12896 "To not hate": Reconciliation among victims of violence

Thursday, January 14, 2010: 4:30 PM
Pacific Concourse M (Hyatt Regency)
* noted as presenting author
David K. Androff, PhD , Arizona State University, Assistant Professor, Phoenix, AZ
BACKGROUND AND PURPOSE: This study investigates the Greensboro Truth and Reconciliation Commission (GTRC), an intervention promoting reconciliation among the victims affected by the 1979 ‘Greensboro Massacre' in North Carolina. Although reconciliation it is often extolled as the goal of communities recovering from mass violence, it is not a well developed concept. There has been relatively little attention to the process of reconciliation among victims of violence, and no consensus on the process for how reconciliation is supposed to occur. Truth and Reconciliation Commissions are increasingly popular interventions for promoting restorative justice in communities recovering from violence, terrorism, and political oppression, and are a primary mechanism for fostering social well-being after mass violence, yet how they might engender reconciliation remains largely unexamined.

METHODS: An exploratory qualitative research design was used; in-depth, open-ended interviews were conducted with victims of the ‘Greensboro Massacre' who subsequently participated in the GTRC (n=17). Purposive sampling was used to include the population most affected by the violence who also participated in the intervention. Interviews took approximately two hours on average, were transcribed verbatim, and analyzed in ATLAS.ti using inductive content analysis. Nine respondents were female, 13 were white, and four respondents identified themselves as African-American/Black. Fourteen respondents had high levels of engagement in the GTRC. Three respondents had low levels of engagement. Seven respondents had a high geographical proximity to the GTRC, and ten respondents had a low geographical proximity.

RESULTS: Through analysis of participant's responses a typology of reconciliation was created that includes cognitive – affective (changes in thoughts, attitudes, and feelings), behavioral (making a gesture such as an apology to an opposing party), and social (changes in relationships when another's behavioral reconciliation is accepted) reconciliation. From the data, respondents were divided into two orientations with different priorities. Nine respondents were classified as ‘reconcilers' who valued reconciliation above truth-seeking and justice, and were more likely to interpret the perpetrators' behavioral reconciliation favorably. Eight respondents were classified as ‘seekers' who were unwilling to compromise their desires for justice and truth, and experienced less reconciliation, especially cognitive – affective reconciliation. Those who valued apologies – who wanted greater behavioral reconciliation – were disappointed by the GTRC.

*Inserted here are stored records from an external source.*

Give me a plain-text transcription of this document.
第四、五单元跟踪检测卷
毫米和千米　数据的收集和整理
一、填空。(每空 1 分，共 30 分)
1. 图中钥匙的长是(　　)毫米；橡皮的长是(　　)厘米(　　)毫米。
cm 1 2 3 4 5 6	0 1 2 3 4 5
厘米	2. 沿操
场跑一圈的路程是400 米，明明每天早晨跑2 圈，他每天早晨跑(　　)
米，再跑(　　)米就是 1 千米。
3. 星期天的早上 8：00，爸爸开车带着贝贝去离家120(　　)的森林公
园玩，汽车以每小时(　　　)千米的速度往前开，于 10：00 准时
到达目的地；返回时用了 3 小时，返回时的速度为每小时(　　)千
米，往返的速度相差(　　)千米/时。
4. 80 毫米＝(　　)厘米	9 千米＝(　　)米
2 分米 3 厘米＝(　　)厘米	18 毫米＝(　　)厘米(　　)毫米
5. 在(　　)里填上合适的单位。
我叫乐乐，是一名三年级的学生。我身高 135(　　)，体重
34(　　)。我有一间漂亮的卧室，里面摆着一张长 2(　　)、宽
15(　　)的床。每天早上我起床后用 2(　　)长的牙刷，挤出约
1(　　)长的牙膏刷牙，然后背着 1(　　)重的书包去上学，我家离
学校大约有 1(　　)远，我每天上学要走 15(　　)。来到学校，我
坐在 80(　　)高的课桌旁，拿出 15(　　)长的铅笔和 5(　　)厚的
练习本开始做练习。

IMPLICATIONS: These results suggest that three factors – engagement, proximity and orientation – determined overall satisfaction with this intervention. The GTRC was most beneficial for highly engaged individuals, in Greensboro, who had a reconciler orientation. Respondents with low engagement, low proximity, and with a seekers orientation were more likely dissatisfied. A third group, with high engagement but low proximity and a seekers orientation benefitted from participating but were mixed in their assessment of reconciliation. Future interventions must attend to the interrelated types of reconciliation. Cognitive – affective reconciliation is the foundation of the process, and contributes to humanization. Interventions should seek to encourage behavioral reconciliation which is necessary for social reconciliation. However social reconciliation may not result, even when gestures are made, depending on the orientation of participants. Future interventions must also promote engagement; the use of community participation strategies to accomplish this will be discussed.